By Fire Chief Sam DiGiovanna
Before a mudslide:
Learn risks – Ask your local emergency management office if your property is a “landslide-prone” area. Recent fires? – Be aware that areas hit by wildfires have an increased risk of landslides and mudflows once the rainy season starts.
Be prepared to evacuate – Listen to local authorities and leave if you are told to evacuate.
Where would we go? – Decide in advance where you would go in case you can’t return home for weeks or months or ever.

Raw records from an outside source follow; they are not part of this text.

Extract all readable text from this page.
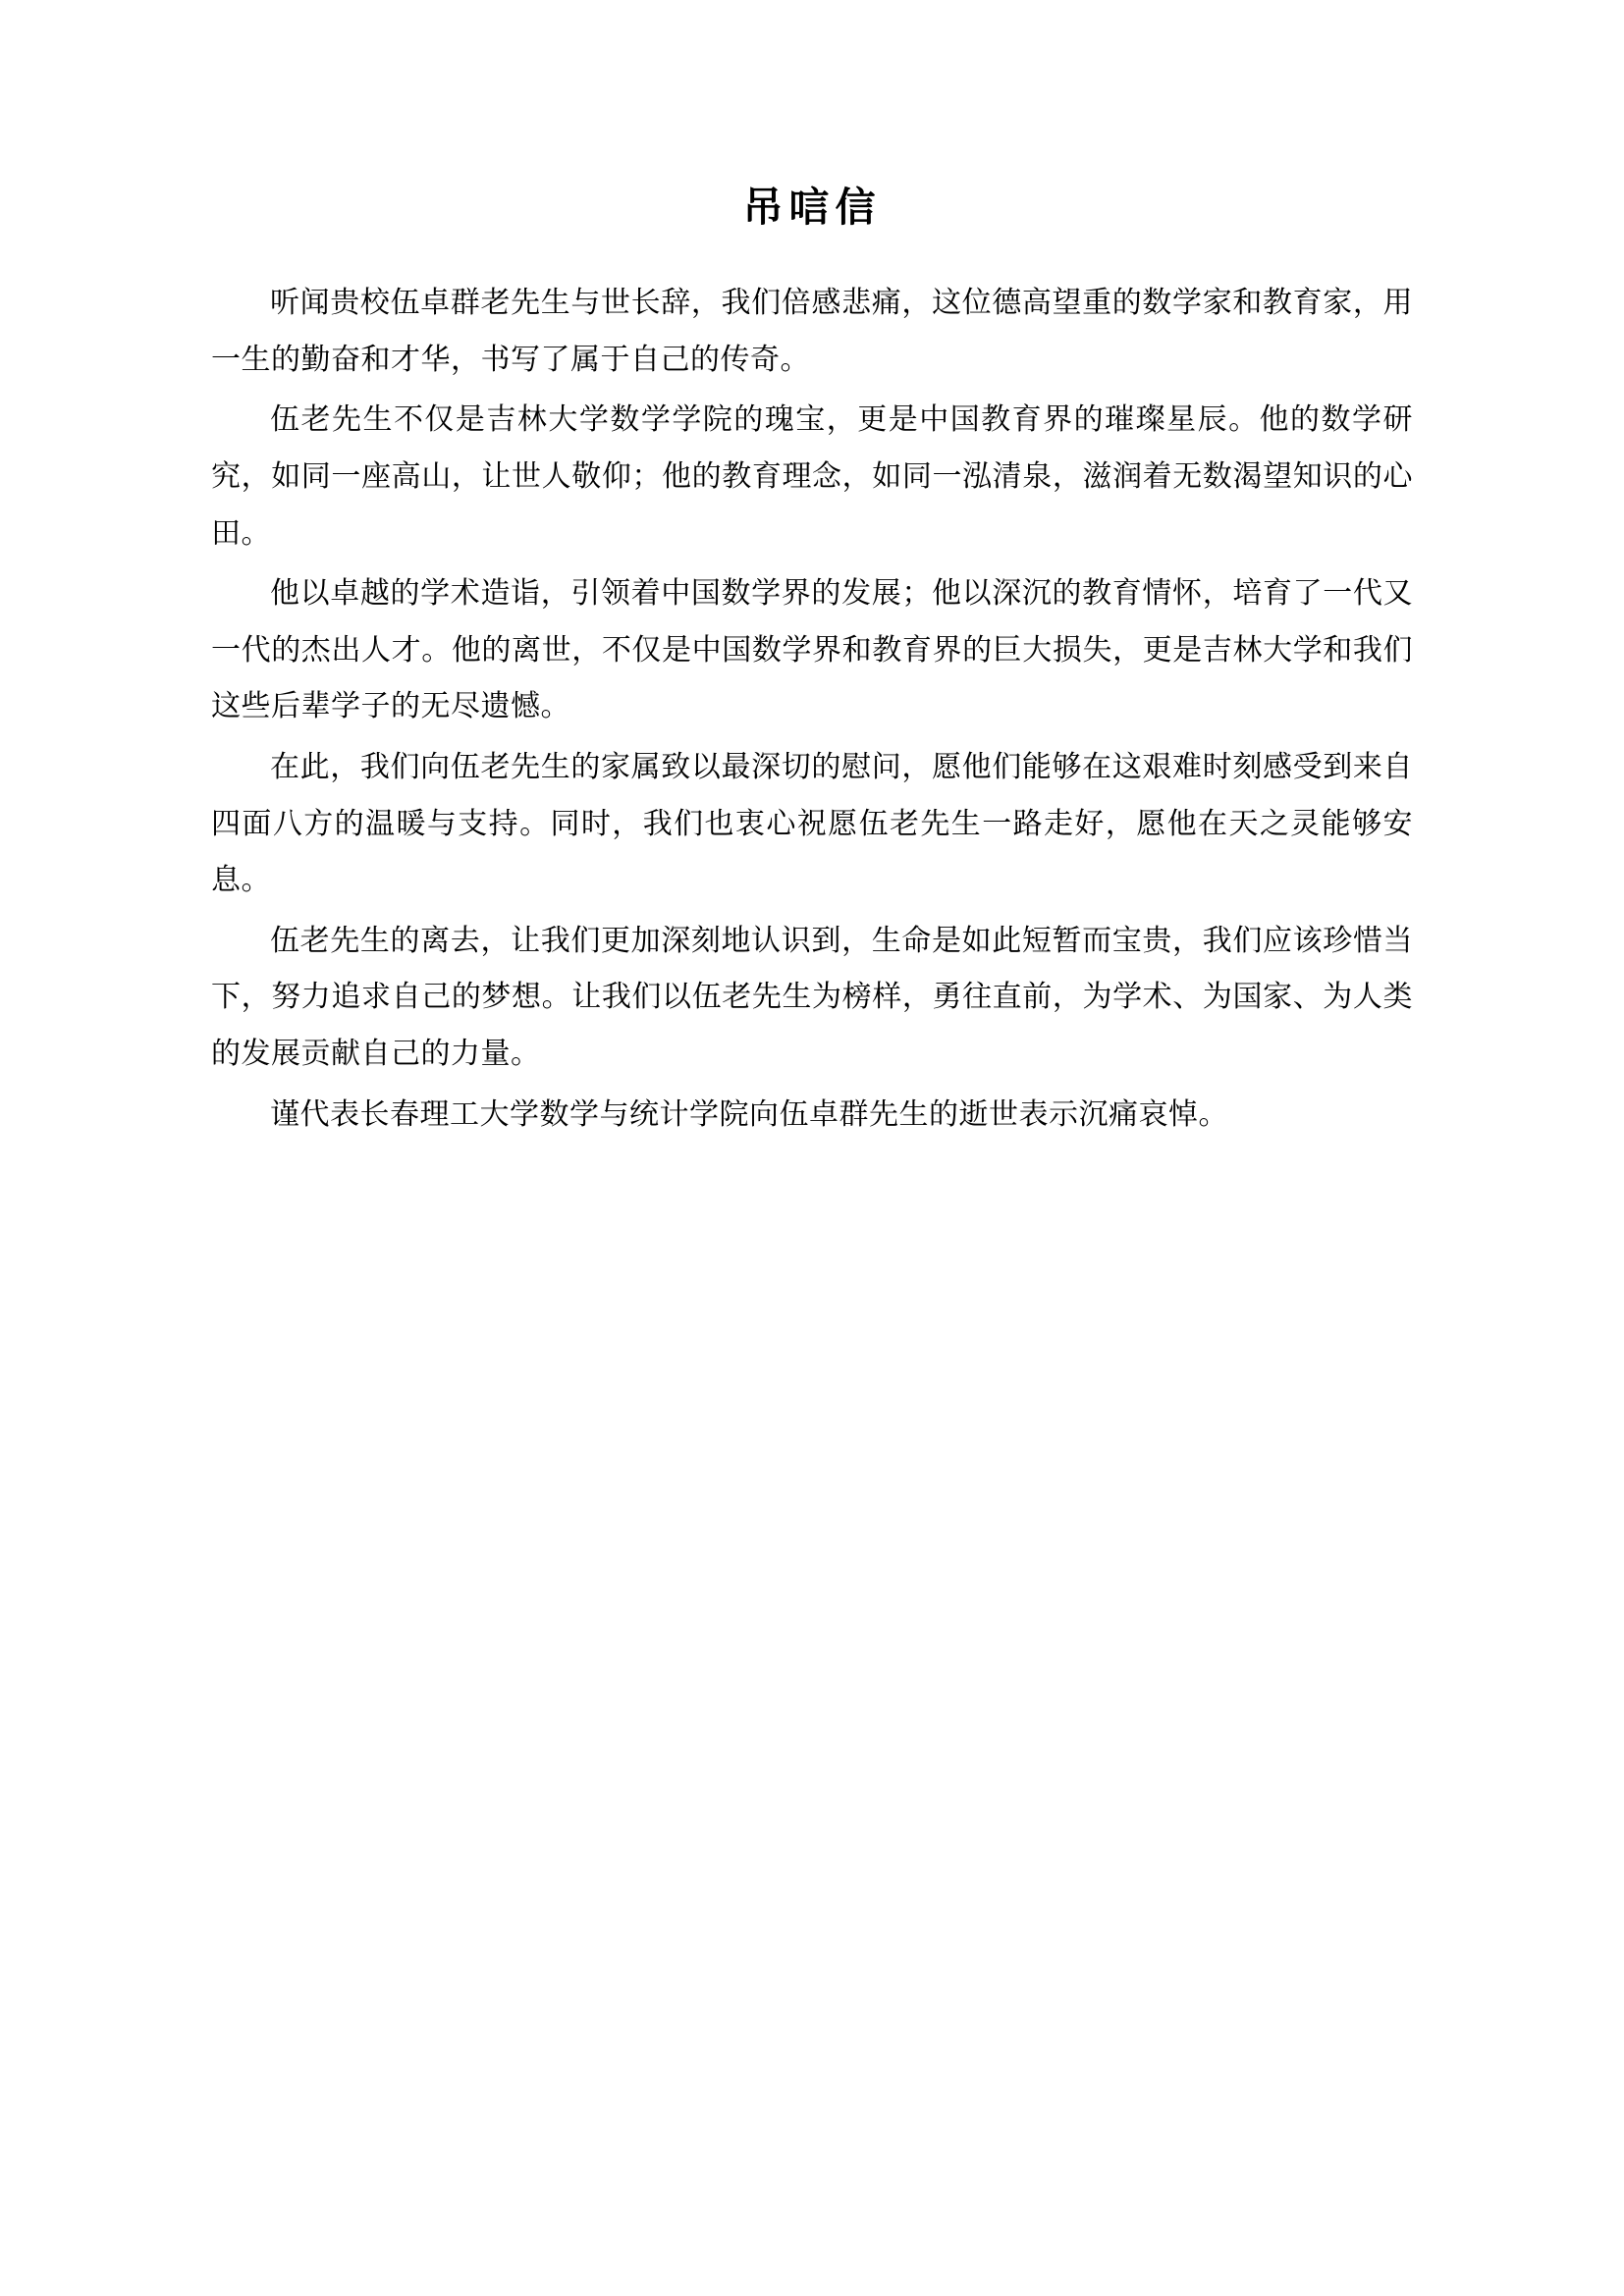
吊唁信

听闻贵校伍卓群老先生与世长辞，我们倍感悲痛，这位德高望重的数学家和教育家，用一生的勤奋和才华，书写了属于自己的传奇。

伍老先生不仅是吉林大学数学学院的瑰宝，更是中国教育界的璀璨星辰。他的数学研究，如同一座高山，让世人敬仰；他的教育理念，如同一泓清泉，滋润着无数渴望知识的心田。

他以卓越的学术造诣，引领着中国数学界的发展；他以深沉的教育情怀，培育了一代又一代的杰出人才。他的离世，不仅是中国数学界和教育界的巨大损失，更是吉林大学和我们这些后辈学子的无尽遗憾。

在此，我们向伍老先生的家属致以最深切的慰问，愿他们能够在这艰难时刻感受到来自四面八方的温暖与支持。同时，我们也衷心祝愿伍老先生一路走好，愿他在天之灵能够安息。

伍老先生的离去，让我们更加深刻地认识到，生命是如此短暂而宝贵，我们应该珍惜当下，努力追求自己的梦想。让我们以伍老先生为榜样，勇往直前，为学术、为国家、为人类的发展贡献自己的力量。

谨代表长春理工大学数学与统计学院向伍卓群先生的逝世表示沉痛哀悼。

If your home is damaged or destroyed or you’re forced to leave your home due to on-going threats (like mudslides or flooding), you’ll need to find temporary or permanent living quarters.
Inspect – Look around home and property for landslide warning signs:
- cracks or bumps appear on hill slopes, ground or roads
- water or saturated ground in areas not normally wet
- evidence of slow, downhill movement of rock and soil
- tilted trees, poles, decks, patios, fences or walls
- doors and windows stick or cracks appear on walls, etc.

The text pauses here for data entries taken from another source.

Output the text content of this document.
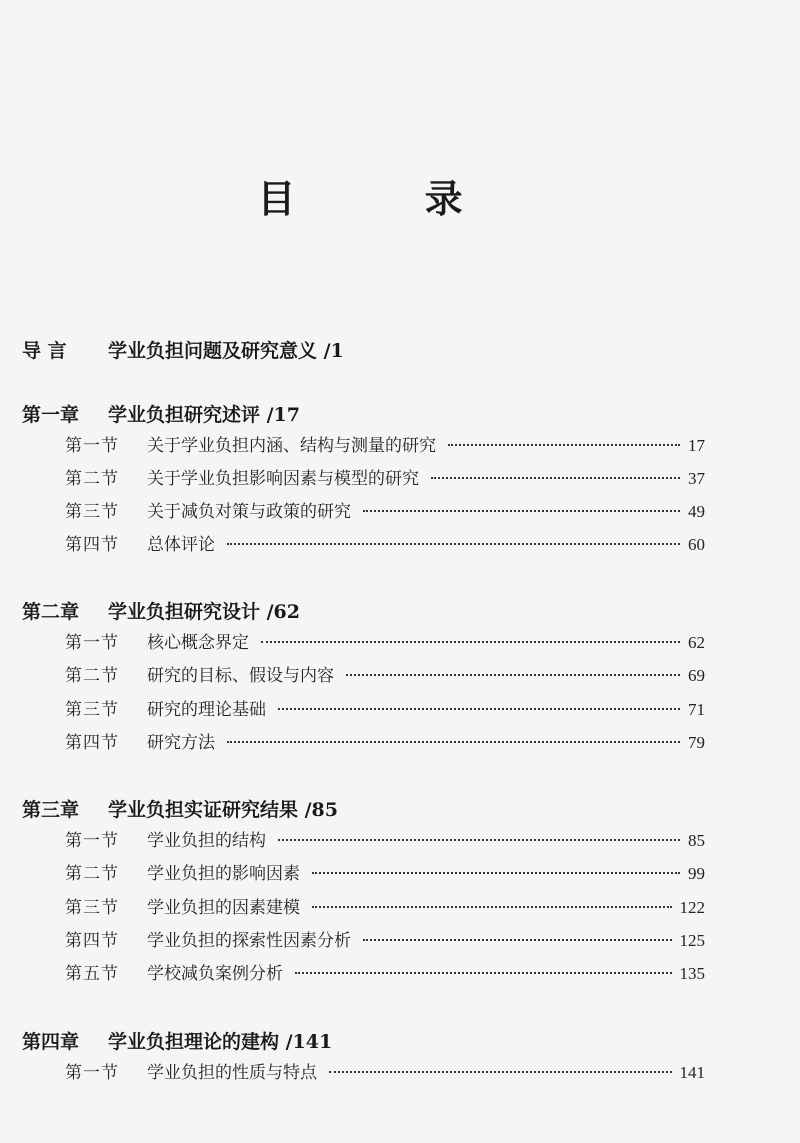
目 录
导 言 学业负担问题及研究意义 /1
第一章 学业负担研究述评 /17
第一节	关于学业负担内涵、结构与测量的研究	17
第二节	关于学业负担影响因素与模型的研究	37
第三节	关于减负对策与政策的研究	49
第四节	总体评论	60
第二章 学业负担研究设计 /62
第一节	核心概念界定	62
第二节	研究的目标、假设与内容	69
第三节	研究的理论基础	71
第四节	研究方法	79
第三章 学业负担实证研究结果 /85
第一节	学业负担的结构	85
第二节	学业负担的影响因素	99
第三节	学业负担的因素建模	122
第四节	学业负担的探索性因素分析	125
第五节	学校减负案例分析	135
第四章 学业负担理论的建构 /141
第一节	学业负担的性质与特点	141
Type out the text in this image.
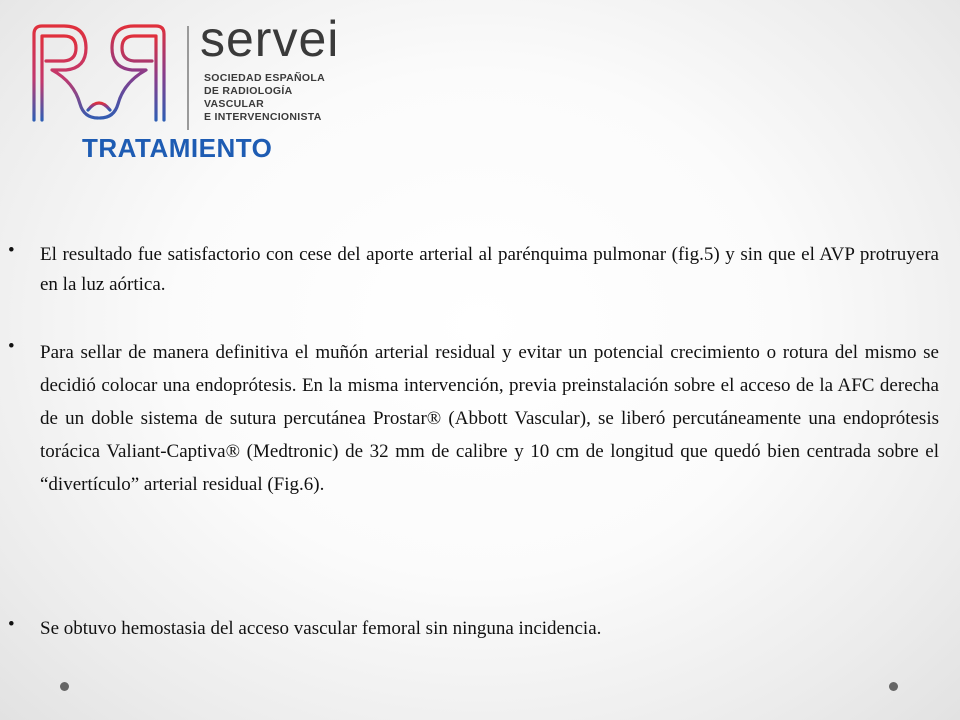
servei
SOCIEDAD ESPAÑOLA
DE RADIOLOGÍA
VASCULAR
E INTERVENCIONISTA
TRATAMIENTO
• El resultado fue satisfactorio con cese del aporte arterial al parénquima pulmonar (fig.5) y sin que el AVP protruyera en la luz aórtica.
• Para sellar de manera definitiva el muñón arterial residual y evitar un potencial crecimiento o rotura del mismo se decidió colocar una endoprótesis. En la misma intervención, previa preinstalación sobre el acceso de la AFC derecha de un doble sistema de sutura percutánea Prostar® (Abbott Vascular), se liberó percutáneamente una endoprótesis torácica Valiant-Captiva® (Medtronic) de 32 mm de calibre y 10 cm de longitud que quedó bien centrada sobre el “divertículo” arterial residual (Fig.6).
• Se obtuvo hemostasia del acceso vascular femoral sin ninguna incidencia.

After a landslide or mudflow:
Things to watch for:
- flooding – usually occur after landslides or debris flows
- damaged areas – roadways and bridges may be buried, washed-out or weakened — and water, gas & sewer lines may be broken
- downed power lines – report them to power company
Inspect – Look for damage around home and property and watch for new landslide warning signs:
- check foundation, chimney, garage and other structures
- report any broken utility lines or damaged roads to local authorities
- watch for tilted trees, poles, decks, patios, fences or walls
- notice doors or windows stick, cracks appear, etc.

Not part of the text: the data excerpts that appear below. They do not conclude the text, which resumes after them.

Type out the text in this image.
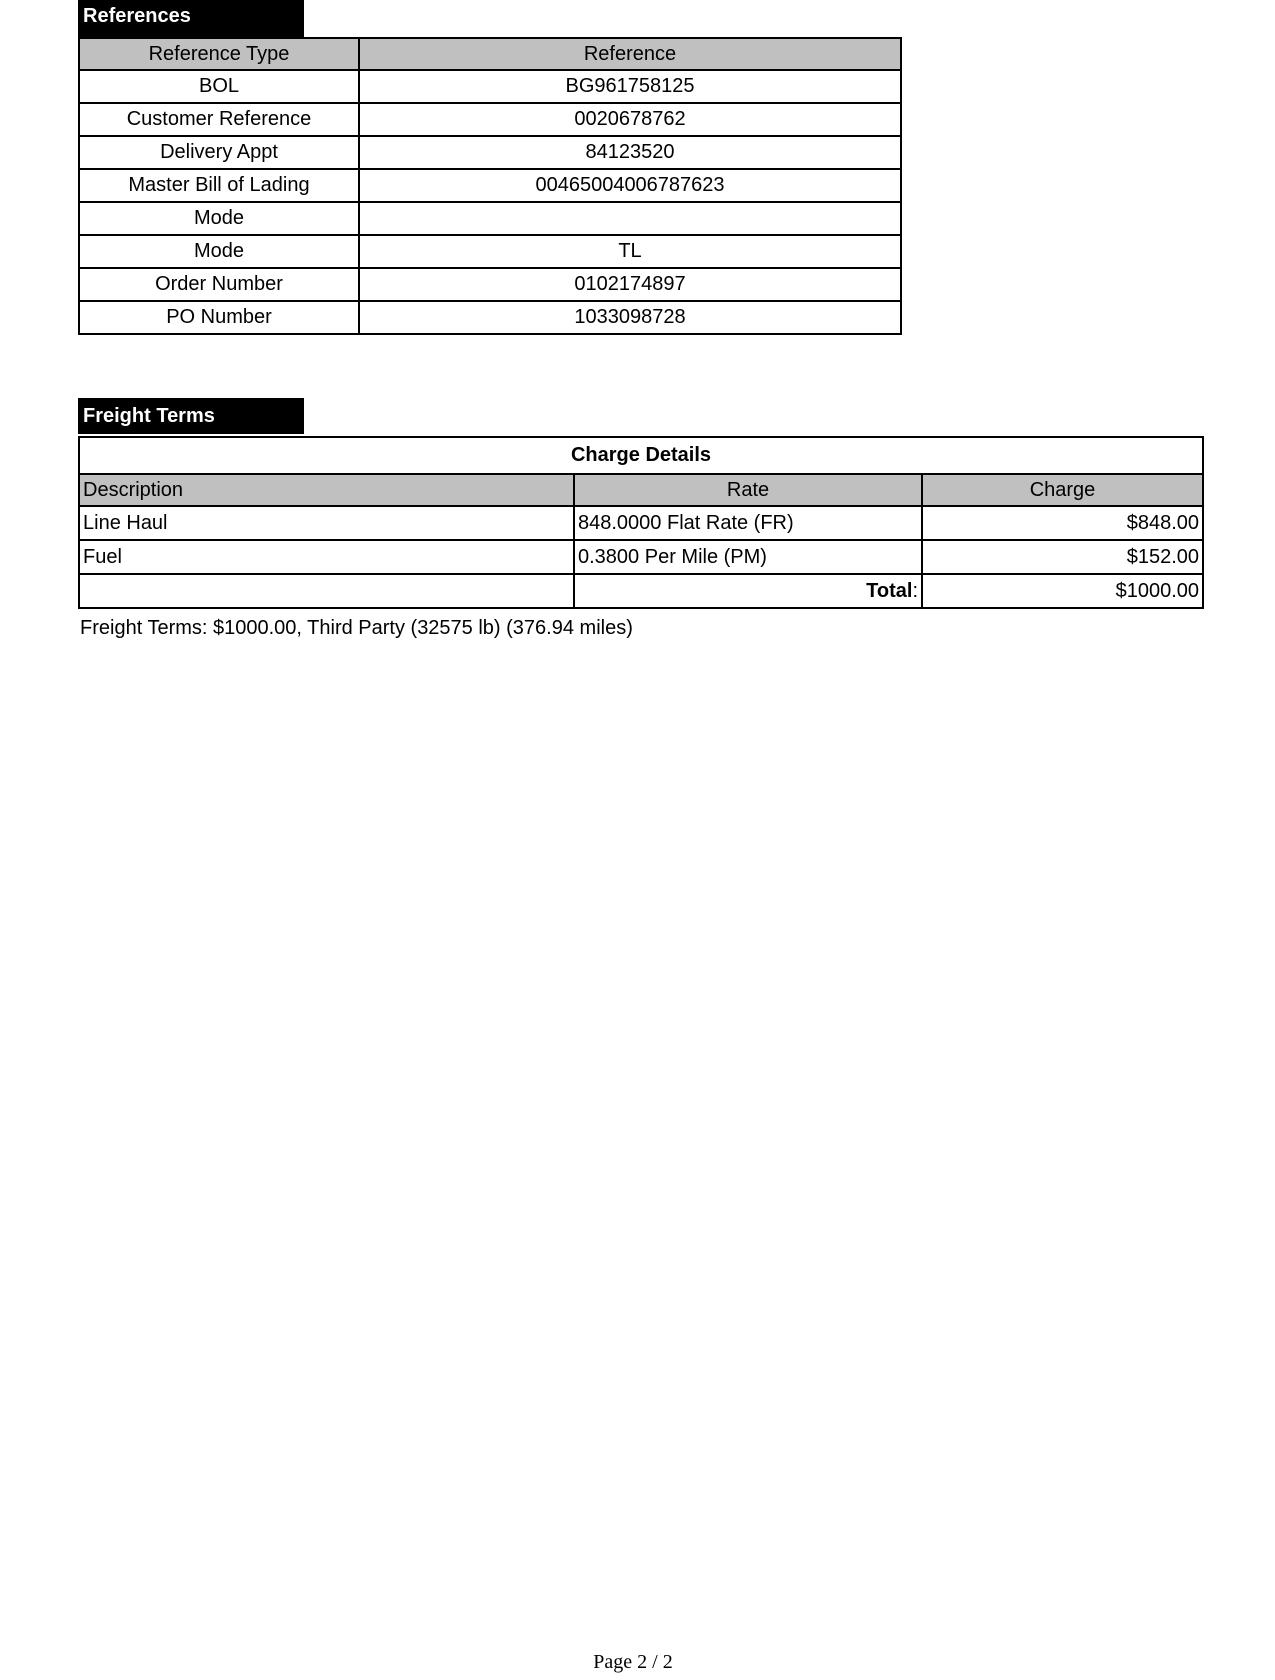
References
Reference Type	Reference
BOL	BG961758125
Customer Reference	0020678762
Delivery Appt	84123520
Master Bill of Lading	00465004006787623
Mode	
Mode	TL
Order Number	0102174897
PO Number	1033098728
Freight Terms
Charge Details		
Description	Rate	Charge
Line Haul	848.0000 Flat Rate (FR)	$848.00
Fuel	0.3800 Per Mile (PM)	$152.00
	Total:	$1000.00
Freight Terms: $1000.00, Third Party (32575 lb) (376.94 miles)
Page 2 / 2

Insurance – If your home suffers any damage, contact your insurance agent and keep all receipts for clean-up and repairs.
Some additional things to check and do afterwards:
*Check for gas leaks (smells like rotten eggs, hear a hissing or blowing sound or see discolored plants or grass)
- Check electrical system (watch for sparks, broken wires or the smell of hot insulation)
- Check appliances after turning off electricity at main fuse and, if wet, unplug and let them dry out. Call a professional to check them before using.
- Check water and sewage system and, if pipes are damaged, turn off main water valve.
- Clean and disinfect everything that got wet (bleach is best) since mud left behind by floodwaters can contain sewage and chemicals. Wear gloves, mask and eye protection when using disinfectants.
- Consider having your house tested for mold.
- Secure valuable items or move them to another location, if possible
Remember… the more you prepare before disaster strikes, the better off you and your loved ones will be financially, emotionally and physically.